Surge então a carne da vazia da ilha do Pico. Pinta-se o prato com um molho aprimorado durante 5 dias, beldroegas, cogumelos e caldo de peixe, kale e farinha de milho torrada. Boa forma de terminar as proteínas. E, de facto, o Syrah acompanhou melhor. Tinha toda a razão, Inês. Quem sabe, sabe.
Despedidas
Para deixar o 2.º ato, temos uma tosta de queijo de São Jorge com 12 meses de cura, das Chagas. Pontuada com flocos de abóbora defumada de inspiração no NOMA, nastúrcio e katsuobushi; uma ideia para entrada que se transformou num fecho de refeição com intensidade. Divinal. Por mim, fechava aqui, sem importar os pecados da gula açucarados. Mas dada a surpreendente experiência até esta hora, não resisto e sujeito-me ao pecado.
Regresso a casa
Terminamos com um vinho licoroso cuja história da sua existência remonta aos séc. XVII / XVIII. Percorreu mundo. Terá sido brinde regular dos Czares russos. É um vinho não fortificado, ao jeito de um Colheita Tardia, aqui no restaurante aguardentado e de base de vinhas velhas. Tonalidade dourada escura, casta Verdelho predominante.
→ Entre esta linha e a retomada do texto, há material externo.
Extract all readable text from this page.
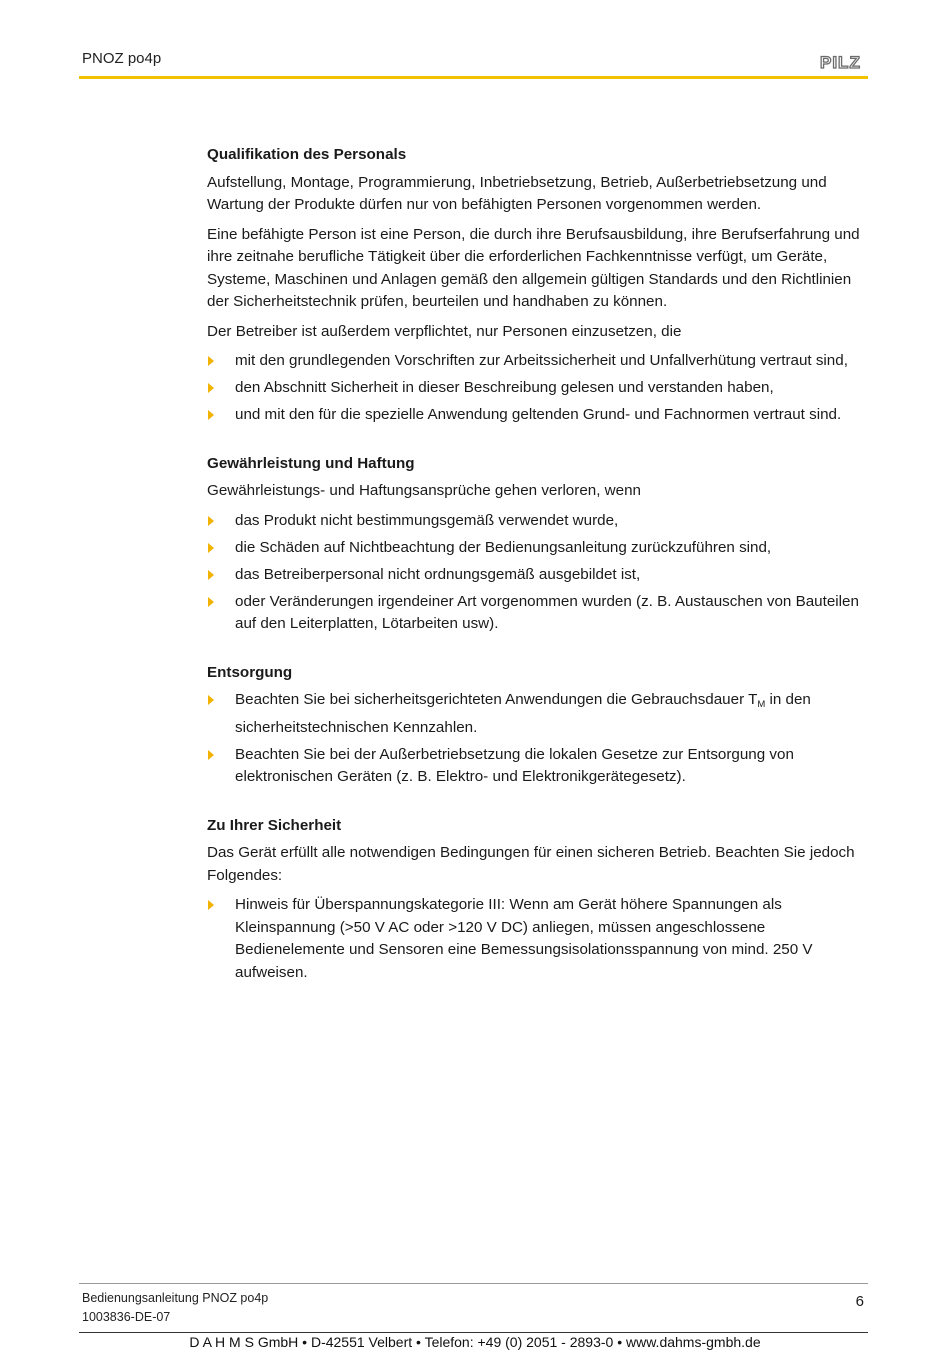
PNOZ po4p	PILZ
Qualifikation des Personals

Aufstellung, Montage, Programmierung, Inbetriebsetzung, Betrieb, Außerbetriebsetzung und Wartung der Produkte dürfen nur von befähigten Personen vorgenommen werden.

Eine befähigte Person ist eine Person, die durch ihre Berufsausbildung, ihre Berufserfahrung und ihre zeitnahe berufliche Tätigkeit über die erforderlichen Fachkenntnisse verfügt, um Geräte, Systeme, Maschinen und Anlagen gemäß den allgemein gültigen Standards und den Richtlinien der Sicherheitstechnik prüfen, beurteilen und handhaben zu können.

Der Betreiber ist außerdem verpflichtet, nur Personen einzusetzen, die

mit den grundlegenden Vorschriften zur Arbeitssicherheit und Unfallverhütung vertraut sind,
den Abschnitt Sicherheit in dieser Beschreibung gelesen und verstanden haben,
und mit den für die spezielle Anwendung geltenden Grund- und Fachnormen vertraut sind.
Gewährleistung und Haftung

Gewährleistungs- und Haftungsansprüche gehen verloren, wenn

das Produkt nicht bestimmungsgemäß verwendet wurde,
die Schäden auf Nichtbeachtung der Bedienungsanleitung zurückzuführen sind,
das Betreiberpersonal nicht ordnungsgemäß ausgebildet ist,
oder Veränderungen irgendeiner Art vorgenommen wurden (z. B. Austauschen von Bauteilen auf den Leiterplatten, Lötarbeiten usw).
Entsorgung
Beachten Sie bei sicherheitsgerichteten Anwendungen die Gebrauchsdauer $T_M$ in den sicherheitstechnischen Kennzahlen.
Beachten Sie bei der Außerbetriebsetzung die lokalen Gesetze zur Entsorgung von elektronischen Geräten (z. B. Elektro- und Elektronikgerätegesetz).
Zu Ihrer Sicherheit

Das Gerät erfüllt alle notwendigen Bedingungen für einen sicheren Betrieb. Beachten Sie jedoch Folgendes:

Hinweis für Überspannungskategorie III: Wenn am Gerät höhere Spannungen als Kleinspannung (>50 V AC oder >120 V DC) anliegen, müssen angeschlossene Bedienelemente und Sensoren eine Bemessungsisolationsspannung von mind. 250 V aufweisen.
Bedienungsanleitung PNOZ po4p
1003836-DE-07
6
D A H M S GmbH • D-42551 Velbert • Telefon: +49 (0) 2051 - 2893-0 • www.dahms-gmbh.de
Estranha-se no início, mas revela-se no final. Bom, mas, ainda assim, prefiro um bom Porto (ok, percebo que estou na ilha e na adega, mas perdoem-me a confissão e predileção).
Chega um pudim de massa sovada com sorbet de laranja local, compota de contera (jarroca), planta invasiva (chupa o néctar de cada flor) que surpreende, pois os locais acham que nada seria possível fazer da Contera. Debaixo do sorbet, está o tartarato, cristais do ácido tartárico, de Arinto, feito com base nas borras e a -40° (ficando quase como peta-zetas!). Toque de midas o polvilho verde de limão tangerina e ainda laranja desidratada.
Dá para repetir, afinal?
Veredicto:
Seja pelo arquitetura, pelos vinhos ou pela comida, razões não faltam para vir ao Restaurante Pico (e, se quiseres, aluga um quarto para poderes acordar a ver as vinhas lançadas sobre o mar na manhã seguinte, a ouvir cantar os caranguejos – não posso explicar a expressão, terás de perguntar à equipa do restaurante Pico).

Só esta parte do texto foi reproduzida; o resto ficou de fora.